Patients with ADCs were younger at onset of malignancies and had more rapid progression from HIV infection to malignancies diagnosis illustrated more aggressive clinical course compared with NADCs; lower CD4 counts and less suppression of HIVRNA that representative of advanced immunodeficiency.

Previous studies described that HIV-positive patients with malignancies had worse outcomes than those of HIV-negative31,32. However, recent researches have illustrated that HIV infection does not affect prognoses of selected malignancies in the potent era of ART33,34,35. The outcomes had no statistical difference between two groups of NADCs and ADCs and irrespective of HIVRNA status in either NADCs or ADCs group. Moreover, 89 cases of NADCs and 100 cases of ADCs improved through aggressive treatments revealed that appropriate approaches to malignancies managements improved the outcome substantially. With the incremental refinements in malignancies managements, the overall survival (OS) of many types of cancer were improved significantly36,37,38,39,40. Clinicians should promote quality cancer treatment as well as cART. Consultation with surgeons or oncologists for surgery or chemoradiotherapy is imperative. Of note, drug-drug interactions between many chemotherapeutic and antiretroviral agents need to be taken into consideration given the possibility of either increased drug toxicity or decreased efficacy.

We also advocate that cancer screening and prevention be counselled to each patient with HIV infection, and be conducted throughout their life. Moreover, treat strategies should be improved since better prognosis of considerable types of malignancies is conceivable.

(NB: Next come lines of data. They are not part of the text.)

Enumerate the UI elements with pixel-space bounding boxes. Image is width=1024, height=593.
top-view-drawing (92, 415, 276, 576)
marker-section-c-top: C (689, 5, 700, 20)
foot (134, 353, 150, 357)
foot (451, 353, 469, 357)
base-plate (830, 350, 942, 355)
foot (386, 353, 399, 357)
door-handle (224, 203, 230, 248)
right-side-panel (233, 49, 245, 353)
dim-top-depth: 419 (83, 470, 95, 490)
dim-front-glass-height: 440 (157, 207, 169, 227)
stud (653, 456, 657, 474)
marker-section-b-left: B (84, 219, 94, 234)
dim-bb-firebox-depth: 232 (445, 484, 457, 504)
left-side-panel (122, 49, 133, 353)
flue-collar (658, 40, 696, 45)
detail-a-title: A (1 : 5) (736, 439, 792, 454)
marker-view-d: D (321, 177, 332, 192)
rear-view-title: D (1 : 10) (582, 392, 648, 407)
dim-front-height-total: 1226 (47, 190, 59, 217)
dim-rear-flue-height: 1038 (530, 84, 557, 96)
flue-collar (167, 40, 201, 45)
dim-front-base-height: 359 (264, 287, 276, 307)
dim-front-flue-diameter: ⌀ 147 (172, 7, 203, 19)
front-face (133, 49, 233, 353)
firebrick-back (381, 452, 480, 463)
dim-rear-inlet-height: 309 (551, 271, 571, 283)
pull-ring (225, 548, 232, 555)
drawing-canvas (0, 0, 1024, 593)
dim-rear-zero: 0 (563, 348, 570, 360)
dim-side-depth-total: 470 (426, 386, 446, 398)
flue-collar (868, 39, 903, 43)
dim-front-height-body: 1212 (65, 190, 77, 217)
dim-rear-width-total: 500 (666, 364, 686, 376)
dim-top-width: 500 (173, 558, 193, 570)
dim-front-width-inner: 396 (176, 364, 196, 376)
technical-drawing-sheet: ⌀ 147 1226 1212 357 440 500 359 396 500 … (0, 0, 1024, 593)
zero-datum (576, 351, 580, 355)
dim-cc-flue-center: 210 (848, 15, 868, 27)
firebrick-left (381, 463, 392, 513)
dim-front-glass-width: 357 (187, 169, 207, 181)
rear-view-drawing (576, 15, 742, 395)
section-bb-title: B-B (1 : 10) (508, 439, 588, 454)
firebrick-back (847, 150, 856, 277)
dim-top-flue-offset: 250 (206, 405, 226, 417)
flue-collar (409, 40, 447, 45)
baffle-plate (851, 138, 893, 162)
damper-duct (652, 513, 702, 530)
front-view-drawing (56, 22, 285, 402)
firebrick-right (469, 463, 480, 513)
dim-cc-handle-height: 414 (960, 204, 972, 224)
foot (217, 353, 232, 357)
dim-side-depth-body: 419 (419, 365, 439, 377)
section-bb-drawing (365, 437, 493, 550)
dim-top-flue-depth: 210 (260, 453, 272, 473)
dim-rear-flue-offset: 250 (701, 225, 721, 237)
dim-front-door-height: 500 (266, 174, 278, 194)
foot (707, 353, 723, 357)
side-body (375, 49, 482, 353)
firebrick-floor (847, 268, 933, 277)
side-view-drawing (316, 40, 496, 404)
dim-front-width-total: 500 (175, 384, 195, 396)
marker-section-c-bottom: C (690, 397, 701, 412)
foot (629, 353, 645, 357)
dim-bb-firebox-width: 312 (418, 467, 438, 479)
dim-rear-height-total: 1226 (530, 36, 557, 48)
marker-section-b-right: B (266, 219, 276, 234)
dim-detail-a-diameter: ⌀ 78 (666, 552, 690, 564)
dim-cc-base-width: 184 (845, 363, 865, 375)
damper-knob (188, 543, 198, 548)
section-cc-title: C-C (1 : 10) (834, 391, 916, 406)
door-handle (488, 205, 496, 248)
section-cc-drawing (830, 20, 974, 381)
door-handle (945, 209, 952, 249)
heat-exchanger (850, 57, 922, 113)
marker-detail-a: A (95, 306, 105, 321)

There were limitations in our analysis. This was a single center study, and most patients came from northern China, so the spectrum and trend of malignancies could not represent those in the whole country. Biases existed in this observational study, because the study population were not a random one. Patients were admitted in different departments (infectious, oncology, surgery, etc.) where clinicians laid emphasis on different aspects, so that some clinical data were not sufficient.

Conclusion

Malignancies is a major issue that responsible for morbidity and mortality among PLWHA, although in the modern era of ART. Both NADCs and ADCs are frequent in China currently. Consequently, earlier diagnosis and quality care of malignancies are essential as well as cART for better prognosis.